O caminho da missa, o tempo em que se levava a percorrer, a pé, a distância entre a Ataíja e São Vicente, era a melhor oportunidade para o rapaz dar corpo às trocas de sorrisos e olhares, estabelecer conversa e fazer a proposta de namoro.
Seguia-se um processo, às vezes longo, de formalização da relação: Ela precisava de falar primeiro com as irmãs, naturais aliadas, preparando a comunicação à mãe, o que conduzia a uma conferência entre as mulheres da família, em que se passava em revista o carácter do rapaz, a sua aparência e comportamento, o apego ao trabalho, as posses e estatuto da família, a estima de que gozava, ou não, as relações entre ambas as famílias.
Se aprovado, havia que comunicar ao pai que, então, mesmo que o quisesse, já não tinha grandes hipóteses de se opor à decisão feminina.

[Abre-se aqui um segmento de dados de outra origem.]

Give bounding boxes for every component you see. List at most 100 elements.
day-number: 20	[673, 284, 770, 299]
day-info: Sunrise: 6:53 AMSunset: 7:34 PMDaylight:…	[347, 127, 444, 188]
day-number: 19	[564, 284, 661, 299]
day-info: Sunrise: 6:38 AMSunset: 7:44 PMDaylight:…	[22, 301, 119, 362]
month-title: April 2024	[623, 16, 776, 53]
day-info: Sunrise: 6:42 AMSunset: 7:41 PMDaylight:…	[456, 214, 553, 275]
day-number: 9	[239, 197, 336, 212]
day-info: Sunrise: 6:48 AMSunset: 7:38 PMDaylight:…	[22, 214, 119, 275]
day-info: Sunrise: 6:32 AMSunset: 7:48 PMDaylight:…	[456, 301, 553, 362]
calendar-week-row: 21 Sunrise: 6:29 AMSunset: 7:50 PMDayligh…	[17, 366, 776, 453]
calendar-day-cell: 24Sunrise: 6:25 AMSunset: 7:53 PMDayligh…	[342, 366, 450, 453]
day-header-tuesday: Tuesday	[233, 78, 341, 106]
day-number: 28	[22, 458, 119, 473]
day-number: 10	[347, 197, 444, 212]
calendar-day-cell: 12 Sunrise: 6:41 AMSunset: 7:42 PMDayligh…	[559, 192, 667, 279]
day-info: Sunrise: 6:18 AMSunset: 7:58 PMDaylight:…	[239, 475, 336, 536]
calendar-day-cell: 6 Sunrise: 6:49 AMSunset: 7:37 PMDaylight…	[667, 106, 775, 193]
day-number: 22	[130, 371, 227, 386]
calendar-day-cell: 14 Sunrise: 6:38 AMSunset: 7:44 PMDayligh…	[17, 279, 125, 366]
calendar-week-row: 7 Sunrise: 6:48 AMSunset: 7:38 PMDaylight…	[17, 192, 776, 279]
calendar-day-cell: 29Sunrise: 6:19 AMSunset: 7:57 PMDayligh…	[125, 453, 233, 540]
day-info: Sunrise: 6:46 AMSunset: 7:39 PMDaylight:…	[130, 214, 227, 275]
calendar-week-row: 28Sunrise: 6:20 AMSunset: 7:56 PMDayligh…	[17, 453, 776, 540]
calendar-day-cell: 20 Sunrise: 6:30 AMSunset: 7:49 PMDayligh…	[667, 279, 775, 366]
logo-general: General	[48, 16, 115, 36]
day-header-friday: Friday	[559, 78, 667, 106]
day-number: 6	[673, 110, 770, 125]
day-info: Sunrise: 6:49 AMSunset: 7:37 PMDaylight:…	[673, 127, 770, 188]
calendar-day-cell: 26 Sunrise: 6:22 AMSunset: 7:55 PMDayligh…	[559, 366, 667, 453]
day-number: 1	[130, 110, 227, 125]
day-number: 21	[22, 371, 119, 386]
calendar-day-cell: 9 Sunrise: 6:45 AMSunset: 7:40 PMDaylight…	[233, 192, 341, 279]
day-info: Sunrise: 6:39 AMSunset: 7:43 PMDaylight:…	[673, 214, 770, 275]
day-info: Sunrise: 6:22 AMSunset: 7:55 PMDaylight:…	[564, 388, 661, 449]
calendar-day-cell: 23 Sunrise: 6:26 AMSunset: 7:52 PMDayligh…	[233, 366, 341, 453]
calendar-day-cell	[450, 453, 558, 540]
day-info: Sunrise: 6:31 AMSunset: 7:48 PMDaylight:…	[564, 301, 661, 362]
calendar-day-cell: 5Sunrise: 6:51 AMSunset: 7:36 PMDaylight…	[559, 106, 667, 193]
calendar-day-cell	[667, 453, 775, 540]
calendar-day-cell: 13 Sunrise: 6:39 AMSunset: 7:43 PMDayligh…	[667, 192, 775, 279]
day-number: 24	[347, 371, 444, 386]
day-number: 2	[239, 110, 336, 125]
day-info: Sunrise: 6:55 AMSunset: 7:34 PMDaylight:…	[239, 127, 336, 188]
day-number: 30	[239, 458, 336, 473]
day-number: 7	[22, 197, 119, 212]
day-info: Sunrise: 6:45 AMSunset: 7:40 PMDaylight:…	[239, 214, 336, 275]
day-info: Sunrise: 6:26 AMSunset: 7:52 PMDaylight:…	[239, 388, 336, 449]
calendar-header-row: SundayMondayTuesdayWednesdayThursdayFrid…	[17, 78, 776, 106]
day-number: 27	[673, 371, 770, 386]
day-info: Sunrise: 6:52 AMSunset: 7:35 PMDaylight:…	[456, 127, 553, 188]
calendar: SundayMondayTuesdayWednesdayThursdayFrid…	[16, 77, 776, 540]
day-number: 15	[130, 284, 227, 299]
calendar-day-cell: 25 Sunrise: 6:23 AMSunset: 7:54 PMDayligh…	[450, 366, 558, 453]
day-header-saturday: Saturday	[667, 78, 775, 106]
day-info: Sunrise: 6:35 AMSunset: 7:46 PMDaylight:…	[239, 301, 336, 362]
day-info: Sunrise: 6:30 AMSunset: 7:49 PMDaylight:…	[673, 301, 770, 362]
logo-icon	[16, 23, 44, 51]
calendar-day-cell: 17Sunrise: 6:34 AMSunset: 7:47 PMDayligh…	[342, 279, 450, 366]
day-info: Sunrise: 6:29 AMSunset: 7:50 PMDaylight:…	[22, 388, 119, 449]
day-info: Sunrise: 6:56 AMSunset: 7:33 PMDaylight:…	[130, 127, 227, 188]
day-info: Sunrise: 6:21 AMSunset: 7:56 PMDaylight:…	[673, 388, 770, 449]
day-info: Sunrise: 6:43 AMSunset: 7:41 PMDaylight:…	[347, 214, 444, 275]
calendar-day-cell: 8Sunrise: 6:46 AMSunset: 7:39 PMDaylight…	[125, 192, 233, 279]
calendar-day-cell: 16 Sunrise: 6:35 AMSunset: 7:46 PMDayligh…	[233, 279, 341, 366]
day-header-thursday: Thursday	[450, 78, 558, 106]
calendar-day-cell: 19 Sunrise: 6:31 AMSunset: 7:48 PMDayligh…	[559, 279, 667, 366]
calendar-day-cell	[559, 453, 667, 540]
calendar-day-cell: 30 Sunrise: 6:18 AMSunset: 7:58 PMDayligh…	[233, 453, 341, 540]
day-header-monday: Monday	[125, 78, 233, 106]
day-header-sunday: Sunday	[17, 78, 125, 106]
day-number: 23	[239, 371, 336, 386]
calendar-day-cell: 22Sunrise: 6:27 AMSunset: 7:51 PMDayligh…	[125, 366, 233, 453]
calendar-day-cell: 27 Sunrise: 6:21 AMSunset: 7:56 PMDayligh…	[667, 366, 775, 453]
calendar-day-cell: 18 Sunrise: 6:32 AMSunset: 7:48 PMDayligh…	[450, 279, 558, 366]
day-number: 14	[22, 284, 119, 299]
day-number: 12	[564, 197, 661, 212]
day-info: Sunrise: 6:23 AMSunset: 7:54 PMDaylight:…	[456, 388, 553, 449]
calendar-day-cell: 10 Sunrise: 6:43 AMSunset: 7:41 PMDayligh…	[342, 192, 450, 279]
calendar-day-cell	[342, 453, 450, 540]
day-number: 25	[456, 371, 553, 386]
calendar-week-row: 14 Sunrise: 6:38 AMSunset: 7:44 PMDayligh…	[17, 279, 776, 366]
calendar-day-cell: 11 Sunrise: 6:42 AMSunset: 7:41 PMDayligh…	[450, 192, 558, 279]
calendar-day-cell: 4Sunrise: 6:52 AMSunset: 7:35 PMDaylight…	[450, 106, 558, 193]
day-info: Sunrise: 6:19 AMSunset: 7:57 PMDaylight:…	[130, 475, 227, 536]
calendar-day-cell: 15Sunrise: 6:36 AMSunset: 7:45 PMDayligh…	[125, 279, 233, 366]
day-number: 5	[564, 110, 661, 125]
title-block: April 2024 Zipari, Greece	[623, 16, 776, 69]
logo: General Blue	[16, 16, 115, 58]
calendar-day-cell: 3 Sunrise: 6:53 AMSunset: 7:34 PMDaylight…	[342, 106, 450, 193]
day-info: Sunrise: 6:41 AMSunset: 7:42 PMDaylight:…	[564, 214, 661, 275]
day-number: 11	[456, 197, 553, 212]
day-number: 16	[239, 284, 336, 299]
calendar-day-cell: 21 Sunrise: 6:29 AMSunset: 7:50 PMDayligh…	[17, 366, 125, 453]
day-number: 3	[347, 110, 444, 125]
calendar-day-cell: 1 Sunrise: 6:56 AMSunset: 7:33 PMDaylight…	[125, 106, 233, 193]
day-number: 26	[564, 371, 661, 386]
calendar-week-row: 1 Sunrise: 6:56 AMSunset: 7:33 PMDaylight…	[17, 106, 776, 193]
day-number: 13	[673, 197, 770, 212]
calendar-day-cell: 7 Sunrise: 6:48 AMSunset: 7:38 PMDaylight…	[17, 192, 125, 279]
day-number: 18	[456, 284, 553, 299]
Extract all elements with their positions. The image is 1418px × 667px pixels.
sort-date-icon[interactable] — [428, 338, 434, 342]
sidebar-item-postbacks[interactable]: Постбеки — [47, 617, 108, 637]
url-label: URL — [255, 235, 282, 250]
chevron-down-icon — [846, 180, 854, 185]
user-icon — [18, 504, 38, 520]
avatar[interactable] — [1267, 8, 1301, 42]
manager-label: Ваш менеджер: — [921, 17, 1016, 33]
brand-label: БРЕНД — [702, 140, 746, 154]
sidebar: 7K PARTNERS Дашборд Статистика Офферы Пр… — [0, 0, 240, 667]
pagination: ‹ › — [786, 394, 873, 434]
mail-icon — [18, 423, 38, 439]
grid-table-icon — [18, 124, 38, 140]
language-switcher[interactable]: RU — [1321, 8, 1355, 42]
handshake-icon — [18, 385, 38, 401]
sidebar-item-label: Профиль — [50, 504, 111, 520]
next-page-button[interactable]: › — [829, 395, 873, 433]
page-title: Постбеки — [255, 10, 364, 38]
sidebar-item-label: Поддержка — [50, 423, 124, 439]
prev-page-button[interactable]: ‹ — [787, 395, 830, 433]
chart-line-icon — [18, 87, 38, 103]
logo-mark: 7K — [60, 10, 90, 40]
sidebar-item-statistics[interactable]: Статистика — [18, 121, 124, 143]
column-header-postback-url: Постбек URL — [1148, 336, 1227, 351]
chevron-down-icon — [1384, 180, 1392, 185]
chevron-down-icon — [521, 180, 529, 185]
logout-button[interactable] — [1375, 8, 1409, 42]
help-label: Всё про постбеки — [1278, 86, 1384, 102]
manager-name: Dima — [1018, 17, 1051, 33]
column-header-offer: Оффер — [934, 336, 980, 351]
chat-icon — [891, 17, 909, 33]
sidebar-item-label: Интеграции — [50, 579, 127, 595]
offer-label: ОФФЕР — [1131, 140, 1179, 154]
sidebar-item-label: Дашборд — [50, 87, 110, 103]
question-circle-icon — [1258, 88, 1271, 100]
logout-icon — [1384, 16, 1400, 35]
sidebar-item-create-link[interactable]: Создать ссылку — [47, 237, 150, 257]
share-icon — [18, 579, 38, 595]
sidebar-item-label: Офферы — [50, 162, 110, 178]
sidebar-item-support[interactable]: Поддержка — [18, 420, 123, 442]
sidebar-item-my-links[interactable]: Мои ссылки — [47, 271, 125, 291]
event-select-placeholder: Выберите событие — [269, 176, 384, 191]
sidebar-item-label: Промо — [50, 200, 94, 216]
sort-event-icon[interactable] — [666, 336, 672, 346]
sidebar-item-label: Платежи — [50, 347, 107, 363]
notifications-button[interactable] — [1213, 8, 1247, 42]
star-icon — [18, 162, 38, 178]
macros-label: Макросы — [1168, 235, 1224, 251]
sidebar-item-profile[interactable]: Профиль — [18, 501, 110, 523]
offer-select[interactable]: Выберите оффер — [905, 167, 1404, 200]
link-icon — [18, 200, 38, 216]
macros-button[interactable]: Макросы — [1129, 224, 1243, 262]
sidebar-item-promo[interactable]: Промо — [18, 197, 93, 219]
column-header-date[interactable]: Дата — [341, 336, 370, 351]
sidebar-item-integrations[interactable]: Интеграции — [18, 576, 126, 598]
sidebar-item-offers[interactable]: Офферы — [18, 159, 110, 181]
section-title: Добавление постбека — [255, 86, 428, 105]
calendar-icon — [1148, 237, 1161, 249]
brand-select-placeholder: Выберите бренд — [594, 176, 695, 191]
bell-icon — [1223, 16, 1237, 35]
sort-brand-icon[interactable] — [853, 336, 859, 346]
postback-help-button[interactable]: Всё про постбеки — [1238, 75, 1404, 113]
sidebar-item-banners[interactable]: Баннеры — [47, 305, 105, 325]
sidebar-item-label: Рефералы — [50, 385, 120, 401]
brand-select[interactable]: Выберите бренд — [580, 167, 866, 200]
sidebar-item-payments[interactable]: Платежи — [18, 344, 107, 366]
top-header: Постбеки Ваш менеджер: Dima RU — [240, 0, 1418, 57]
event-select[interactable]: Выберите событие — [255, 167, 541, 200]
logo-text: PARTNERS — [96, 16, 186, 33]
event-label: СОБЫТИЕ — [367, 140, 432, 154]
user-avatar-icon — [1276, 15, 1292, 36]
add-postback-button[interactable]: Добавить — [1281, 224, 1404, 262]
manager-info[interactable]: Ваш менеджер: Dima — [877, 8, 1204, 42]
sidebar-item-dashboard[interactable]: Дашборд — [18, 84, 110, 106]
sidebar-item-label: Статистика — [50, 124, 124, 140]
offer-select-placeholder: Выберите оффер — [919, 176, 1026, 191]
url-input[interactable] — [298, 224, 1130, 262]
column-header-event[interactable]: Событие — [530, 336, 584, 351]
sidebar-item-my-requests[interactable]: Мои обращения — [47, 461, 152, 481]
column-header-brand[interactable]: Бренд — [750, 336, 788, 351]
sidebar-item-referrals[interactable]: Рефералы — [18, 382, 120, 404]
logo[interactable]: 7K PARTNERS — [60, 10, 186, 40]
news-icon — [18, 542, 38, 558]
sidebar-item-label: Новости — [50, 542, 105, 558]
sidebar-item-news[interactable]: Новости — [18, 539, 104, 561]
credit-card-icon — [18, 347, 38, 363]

A partir daí, a conversa em público ficava autorizada e, algum tempo depois, o namoro podia ir até à porta da jovem, onde, nas tardes de domingo, tinham lugar longas conversas, com o rapaz sempre de pé e ela, por vezes, mostrando as suas habilidades, costurando ou bordando.
Se o pai dela entrava ou saía de casa, ele e o namorado não trocavam mais de três palavras: “Adeus ó fulano”. “Adeus ti’Sicrano”.
A entrada do rapaz em casa da namorada só acontecia com o pedido formal de namoro que, na verdade, era uma declaração da intenção de casar. Havia, aí, lugar a um pequeno sermão, geralmente a cargo da mulher que falava, sobretudo, da honra: O que estava interdito ao pretendente era falsear a confiança que se lhe dava, pôr em causa a honra da rapariga e da família.
De ambas as famílias.
O namoro passava, agora, a ter lugar dentro de casa, sob a vigilância constante da mãe, da avó, ou de uma irmã ou irmão mais novo.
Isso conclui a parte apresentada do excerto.